The next morning, Taghaddos decided he had had enough. He logged on to Twitter and began to write: “Moving away from freemium gets rid of freeloaders & bad customers, so you can provide better products & support to good ones.” His choice of words didn’t sit well with some customers. “Just saw the statement calling freemium users the freeloaders/bad customers,” tweeted a customer. “Pretty gutsy and flat out rude.” Taghaddos replied in an effort to clear things up. “Misunderstood,” he wrote. “Freemium models attract both good/loyal customers + bad ones. Moving away helps you focus on the good.”
Hauser has known Taghaddos for eight years and was not surprised by his blunt comments. Still, Hauser and Walley redoubled their efforts to accommodate customers who wanted more time before the new prices took effect. Hauser also wrote a post on his blog titled “How to Break the Trust of Your Customers in Just One Day.” Many readers commended Hauser for taking responsibility for the uproar, though several were miffed by some of his other comments, including “Free customers go out of business or never launch” and “Free customers have the time to complain.”
Indeed, that was the final straw for Jeff Epstein, owner of a referral software provider called zferral.com. Epstein had been using Chargify for three months and had invested quite a bit of time into integrating the software into his own systems. Hauser and Epstein had a lengthy e-mail exchange, but in late November, Epstein jumped ship. “I really do respect that he took the time to chat with me,” Epstein says. “But I just can’t trust them anymore.”
Chargify also introduced a $39-a-month option for users with 10 or fewer customers. It is guaranteeing all customers 12 months at the rate they signed up for. In the month following the October announcement, 35 customers left Chargify, compared with just 15 for the entire year leading up to the change. But the company also added 225 paying customers over the same period, up from 25 in the previous year. “We did hurt our image a little bit,” says Butler. “But the plan is already doing what we wanted it to: bringing in more revenue.”
The Experts Weigh In
Think Before You Speak
In social media, if there’s an opportunity for something to be interpreted negatively, it will be. You really have to be careful with your words; that means writing things and not hitting Send. We always tell our clients to put themselves in the position of the people they’re talking to and try to communicate with that perspective in mind. Chargify’s big challenge now is convincing customers that it won’t continue to change pricing policies whenever it gets “data” that say the company could be making more money with a different model.

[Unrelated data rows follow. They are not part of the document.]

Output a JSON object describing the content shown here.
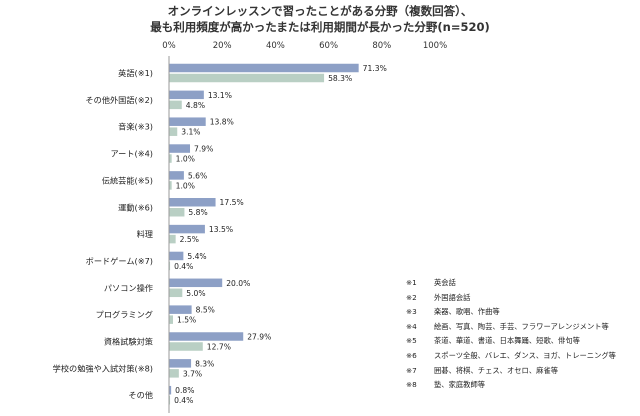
{
  "chart_data": {
    "type": "bar",
    "orientation": "horizontal",
    "title_lines": [
      "オンラインレッスンで習ったことがある分野（複数回答）、",
      "最も利用頻度が高かったまたは利用期間が長かった分野(n=520)"
    ],
    "x_ticks": [
      "0%",
      "20%",
      "40%",
      "60%",
      "80%",
      "100%"
    ],
    "xlim": [
      0,
      100
    ],
    "categories": [
      "英語(※1)",
      "その他外国語(※2)",
      "音楽(※3)",
      "アート(※4)",
      "伝統芸能(※5)",
      "運動(※6)",
      "料理",
      "ボードゲーム(※7)",
      "パソコン操作",
      "プログラミング",
      "資格試験対策",
      "学校の勉強や入試対策(※8)",
      "その他"
    ],
    "series": [
      {
        "color": "#8da0c6",
        "values": [
          71.3,
          13.1,
          13.8,
          7.9,
          5.6,
          17.5,
          13.5,
          5.4,
          20.0,
          8.5,
          27.9,
          8.3,
          0.8
        ],
        "labels": [
          "71.3%",
          "13.1%",
          "13.8%",
          "7.9%",
          "5.6%",
          "17.5%",
          "13.5%",
          "5.4%",
          "20.0%",
          "8.5%",
          "27.9%",
          "8.3%",
          "0.8%"
        ]
      },
      {
        "color": "#b9cfc4",
        "values": [
          58.3,
          4.8,
          3.1,
          1.0,
          1.0,
          5.8,
          2.5,
          0.4,
          5.0,
          1.5,
          12.7,
          3.7,
          0.4
        ],
        "labels": [
          "58.3%",
          "4.8%",
          "3.1%",
          "1.0%",
          "1.0%",
          "5.8%",
          "2.5%",
          "0.4%",
          "5.0%",
          "1.5%",
          "12.7%",
          "3.7%",
          "0.4%"
        ]
      }
    ],
    "grid": false,
    "legend": "none",
    "notes": [
      {
        "key": "※1",
        "text": "英会話"
      },
      {
        "key": "※2",
        "text": "外国語会話"
      },
      {
        "key": "※3",
        "text": "楽器、歌唱、作曲等"
      },
      {
        "key": "※4",
        "text": "絵画、写真、陶芸、手芸、フラワーアレンジメント等"
      },
      {
        "key": "※5",
        "text": "茶道、華道、書道、日本舞踊、短歌、俳句等"
      },
      {
        "key": "※6",
        "text": "スポーツ全般、バレエ、ダンス、ヨガ、トレーニング等"
      },
      {
        "key": "※7",
        "text": "囲碁、将棋、チェス、オセロ、麻雀等"
      },
      {
        "key": "※8",
        "text": "塾、家庭教師等"
      }
    ]
  }
}
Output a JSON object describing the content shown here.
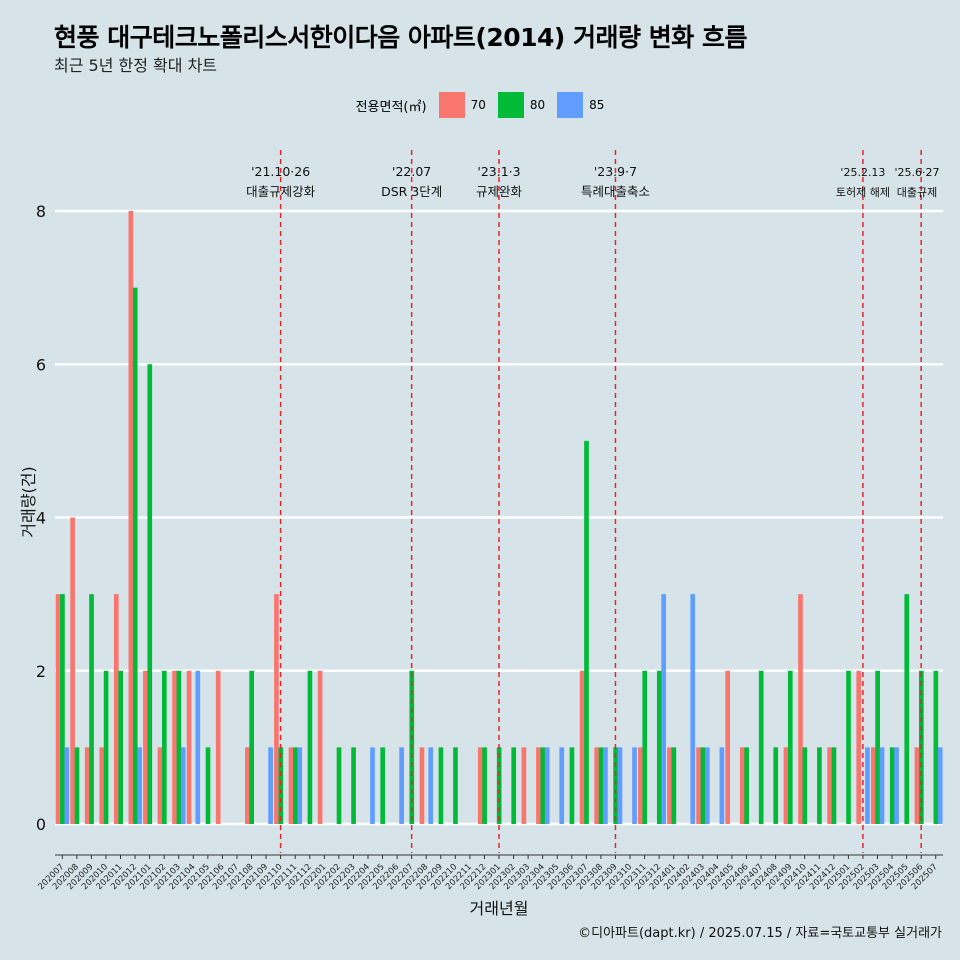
{
  "chart_data": {
    "type": "bar",
    "title": "현풍 대구테크노폴리스서한이다음 아파트(2014) 거래량 변화 흐름",
    "subtitle": "최근 5년 한정 확대 차트",
    "xlabel": "거래년월",
    "ylabel": "거래량(건)",
    "ylim": [
      0,
      8
    ],
    "yticks": [
      0,
      2,
      4,
      6,
      8
    ],
    "legend_title": "전용면적(㎡)",
    "caption": "©디아파트(dapt.kr) / 2025.07.15 / 자료=국토교통부 실거래가",
    "categories": [
      "202007",
      "202008",
      "202009",
      "202010",
      "202011",
      "202012",
      "202101",
      "202102",
      "202103",
      "202104",
      "202105",
      "202106",
      "202107",
      "202108",
      "202109",
      "202110",
      "202111",
      "202112",
      "202201",
      "202202",
      "202203",
      "202204",
      "202205",
      "202206",
      "202207",
      "202208",
      "202209",
      "202210",
      "202211",
      "202212",
      "202301",
      "202302",
      "202303",
      "202304",
      "202305",
      "202306",
      "202307",
      "202308",
      "202309",
      "202310",
      "202311",
      "202312",
      "202401",
      "202402",
      "202403",
      "202404",
      "202405",
      "202406",
      "202407",
      "202408",
      "202409",
      "202410",
      "202411",
      "202412",
      "202501",
      "202502",
      "202503",
      "202504",
      "202505",
      "202506",
      "202507"
    ],
    "series": [
      {
        "name": "70",
        "color": "#f8766d",
        "values": [
          3,
          4,
          1,
          1,
          3,
          8,
          2,
          1,
          2,
          2,
          0,
          2,
          0,
          1,
          0,
          3,
          1,
          0,
          2,
          0,
          0,
          0,
          0,
          0,
          0,
          1,
          0,
          0,
          0,
          1,
          0,
          0,
          1,
          1,
          0,
          0,
          2,
          1,
          0,
          0,
          1,
          0,
          1,
          0,
          1,
          0,
          2,
          1,
          0,
          0,
          1,
          3,
          0,
          1,
          0,
          2,
          1,
          0,
          0,
          1,
          0
        ]
      },
      {
        "name": "80",
        "color": "#00ba38",
        "values": [
          3,
          1,
          3,
          2,
          2,
          7,
          6,
          2,
          2,
          0,
          1,
          0,
          0,
          2,
          0,
          1,
          1,
          2,
          0,
          1,
          1,
          0,
          1,
          0,
          2,
          0,
          1,
          1,
          0,
          1,
          1,
          1,
          0,
          1,
          0,
          1,
          5,
          1,
          1,
          0,
          2,
          2,
          1,
          0,
          1,
          0,
          0,
          1,
          2,
          1,
          2,
          1,
          1,
          1,
          2,
          0,
          2,
          1,
          3,
          2,
          2
        ]
      },
      {
        "name": "85",
        "color": "#619cff",
        "values": [
          1,
          0,
          0,
          0,
          0,
          1,
          0,
          0,
          1,
          2,
          0,
          0,
          0,
          0,
          1,
          0,
          1,
          0,
          0,
          0,
          0,
          1,
          0,
          1,
          0,
          1,
          0,
          0,
          0,
          0,
          0,
          0,
          0,
          1,
          1,
          0,
          0,
          1,
          1,
          1,
          0,
          3,
          0,
          3,
          1,
          1,
          0,
          0,
          0,
          0,
          0,
          0,
          0,
          0,
          0,
          1,
          1,
          1,
          0,
          0,
          1
        ]
      }
    ],
    "events": [
      {
        "category": "202110",
        "date": "'21.10·26",
        "label": "대출규제강화"
      },
      {
        "category": "202207",
        "date": "'22.07",
        "label": "DSR 3단계"
      },
      {
        "category": "202301",
        "date": "'23.1·3",
        "label": "규제완화"
      },
      {
        "category": "202309",
        "date": "'23.9·7",
        "label": "특례대출축소"
      },
      {
        "category": "202502",
        "date": "'25.2.13",
        "label": "토허제 해제"
      },
      {
        "category": "202506",
        "date": "'25.6·27",
        "label": "대출규제"
      }
    ],
    "grid": true,
    "legend_position": "top"
  }
}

CEO, Maslansky Luntz + Partners
New York City
It’s Going to Cost Them
We compete with Chargify and have spent three years working in this market. The owners of these small companies — even if they are free customers — see themselves as having made a significant investment in time, resources, and energy to integrate with your product. If you grandfather a bunch of the early evangelists, it makes them feel special — and more inclined to talk up your service. Chargify didn’t do that, and I think it’s going to cost the company more in bad will than it would in money if Chargify had supported those free customers for a few more months or a year.
Raleigh, North Carolina
Time to Move On
Chargify’s new pricing was fine, though everything around its introduction was obviously done the wrong way. It was smart of Hauser to admit on his blog post that Chargify had screwed up; it showed his human side. Ultimately, the company did what it needed to do to try to appease customers and move on. That’s smart; if you continue to try to defend your position too strongly against people who think you wronged them, it only shows you’re not paying attention.